Why is premium important? Because for every % increase in premiums, that is the additional cost your gold will need to appreciate to cover before you can break even on your investment. That’s why I do not get the American Buffalos or the UK Queen’s Beasts. Just look at the price that BullionStar would buy it back for — its the same regardless you’re getting a maple, a buffalo or a beast. If you do not sell them back to BullionStar, they would probably all fetch the same spot price.
This is another reason why I prefer gold to silver. Silver coins comes with much higher premiums, although they are much much cheaper.
Is Gold A Good Investment?
I bought this Canadian Maple Leaf for SG$1,614.72 in 2015. The spot price of gold at the point of writing is SG$1,745.88. This piece has appreciated 8.12% in just a little over 3 years.
When I bought my first 1400 shares of STI index fund in 2015, they were $3.40 a piece. As of today, they are $3.10 per share. An 8.82% loss. Of course, they did pay dividends along the way — a total of $0.454 per share — which puts it at 4.5% in the green.
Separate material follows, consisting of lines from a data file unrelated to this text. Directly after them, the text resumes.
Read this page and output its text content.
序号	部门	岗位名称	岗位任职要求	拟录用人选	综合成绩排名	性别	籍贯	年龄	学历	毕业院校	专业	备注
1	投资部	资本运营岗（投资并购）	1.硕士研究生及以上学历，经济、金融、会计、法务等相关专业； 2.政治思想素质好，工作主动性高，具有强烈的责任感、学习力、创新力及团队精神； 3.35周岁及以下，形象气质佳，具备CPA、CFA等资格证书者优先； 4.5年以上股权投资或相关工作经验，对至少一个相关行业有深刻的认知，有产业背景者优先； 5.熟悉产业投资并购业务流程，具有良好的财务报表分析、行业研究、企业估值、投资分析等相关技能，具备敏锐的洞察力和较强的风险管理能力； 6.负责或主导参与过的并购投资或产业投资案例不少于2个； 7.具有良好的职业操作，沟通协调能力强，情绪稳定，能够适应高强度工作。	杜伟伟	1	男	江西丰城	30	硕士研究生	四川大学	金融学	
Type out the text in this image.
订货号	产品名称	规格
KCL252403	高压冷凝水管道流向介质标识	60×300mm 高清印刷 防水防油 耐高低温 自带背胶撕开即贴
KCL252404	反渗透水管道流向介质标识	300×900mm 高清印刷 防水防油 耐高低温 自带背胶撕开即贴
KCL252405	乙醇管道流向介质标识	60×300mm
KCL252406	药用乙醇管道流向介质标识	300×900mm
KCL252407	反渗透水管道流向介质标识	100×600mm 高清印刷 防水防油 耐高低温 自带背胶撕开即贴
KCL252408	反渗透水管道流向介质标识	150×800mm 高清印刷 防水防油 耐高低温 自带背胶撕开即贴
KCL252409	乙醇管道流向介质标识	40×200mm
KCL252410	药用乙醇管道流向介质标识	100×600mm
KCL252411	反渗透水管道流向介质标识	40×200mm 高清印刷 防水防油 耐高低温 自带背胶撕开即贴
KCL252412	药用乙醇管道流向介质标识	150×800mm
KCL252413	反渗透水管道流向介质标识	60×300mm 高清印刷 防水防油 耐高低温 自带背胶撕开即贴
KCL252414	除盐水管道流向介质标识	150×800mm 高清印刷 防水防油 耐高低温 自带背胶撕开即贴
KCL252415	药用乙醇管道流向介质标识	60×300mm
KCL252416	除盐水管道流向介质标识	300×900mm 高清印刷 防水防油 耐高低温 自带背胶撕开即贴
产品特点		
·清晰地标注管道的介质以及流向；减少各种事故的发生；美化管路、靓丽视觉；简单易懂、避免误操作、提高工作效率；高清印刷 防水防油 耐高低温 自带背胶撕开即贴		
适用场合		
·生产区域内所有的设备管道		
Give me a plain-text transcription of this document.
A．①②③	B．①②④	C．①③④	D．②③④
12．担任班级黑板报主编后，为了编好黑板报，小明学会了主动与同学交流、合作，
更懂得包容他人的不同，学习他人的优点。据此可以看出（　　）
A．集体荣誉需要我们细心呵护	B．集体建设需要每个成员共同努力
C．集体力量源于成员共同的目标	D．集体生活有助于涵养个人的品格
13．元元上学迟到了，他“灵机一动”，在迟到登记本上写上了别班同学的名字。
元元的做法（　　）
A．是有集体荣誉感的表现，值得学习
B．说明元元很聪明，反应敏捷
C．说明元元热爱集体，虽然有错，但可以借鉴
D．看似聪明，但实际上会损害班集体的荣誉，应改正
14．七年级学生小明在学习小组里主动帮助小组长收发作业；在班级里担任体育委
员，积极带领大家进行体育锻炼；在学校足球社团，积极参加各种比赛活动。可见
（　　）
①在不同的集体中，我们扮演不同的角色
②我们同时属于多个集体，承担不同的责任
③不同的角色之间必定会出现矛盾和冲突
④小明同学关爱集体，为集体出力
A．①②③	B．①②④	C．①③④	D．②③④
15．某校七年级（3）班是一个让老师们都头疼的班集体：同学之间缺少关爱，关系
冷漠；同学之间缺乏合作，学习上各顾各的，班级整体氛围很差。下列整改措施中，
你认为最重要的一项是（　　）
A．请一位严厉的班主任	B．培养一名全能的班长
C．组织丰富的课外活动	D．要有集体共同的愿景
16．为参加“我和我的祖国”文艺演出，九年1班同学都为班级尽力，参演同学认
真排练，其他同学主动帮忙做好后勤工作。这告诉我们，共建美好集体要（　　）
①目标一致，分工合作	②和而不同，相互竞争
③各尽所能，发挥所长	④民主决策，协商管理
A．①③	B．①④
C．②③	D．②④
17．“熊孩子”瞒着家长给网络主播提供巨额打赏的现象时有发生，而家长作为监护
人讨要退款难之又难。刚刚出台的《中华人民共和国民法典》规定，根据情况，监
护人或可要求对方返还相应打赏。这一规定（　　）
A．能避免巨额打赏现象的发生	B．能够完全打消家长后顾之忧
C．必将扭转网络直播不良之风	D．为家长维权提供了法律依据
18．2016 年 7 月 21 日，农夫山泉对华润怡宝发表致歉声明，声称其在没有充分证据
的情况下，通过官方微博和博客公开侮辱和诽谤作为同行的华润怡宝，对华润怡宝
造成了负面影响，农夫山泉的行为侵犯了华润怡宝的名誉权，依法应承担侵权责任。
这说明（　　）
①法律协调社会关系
Despite gold doing nothing, like what Warren Buffet said, it has managed to do pretty well and has done its part in keeping my permanent portfolio stable amidst market volatility.
I do look at it, admire it and fondle it occasionally. In fact, it feels good holding something that represents my time and energy — that is quietly accounting for all the value that has ever been produced and traded with currency created out of nothing. Makes me sleep better at night.
So is gold a good investment? You decide.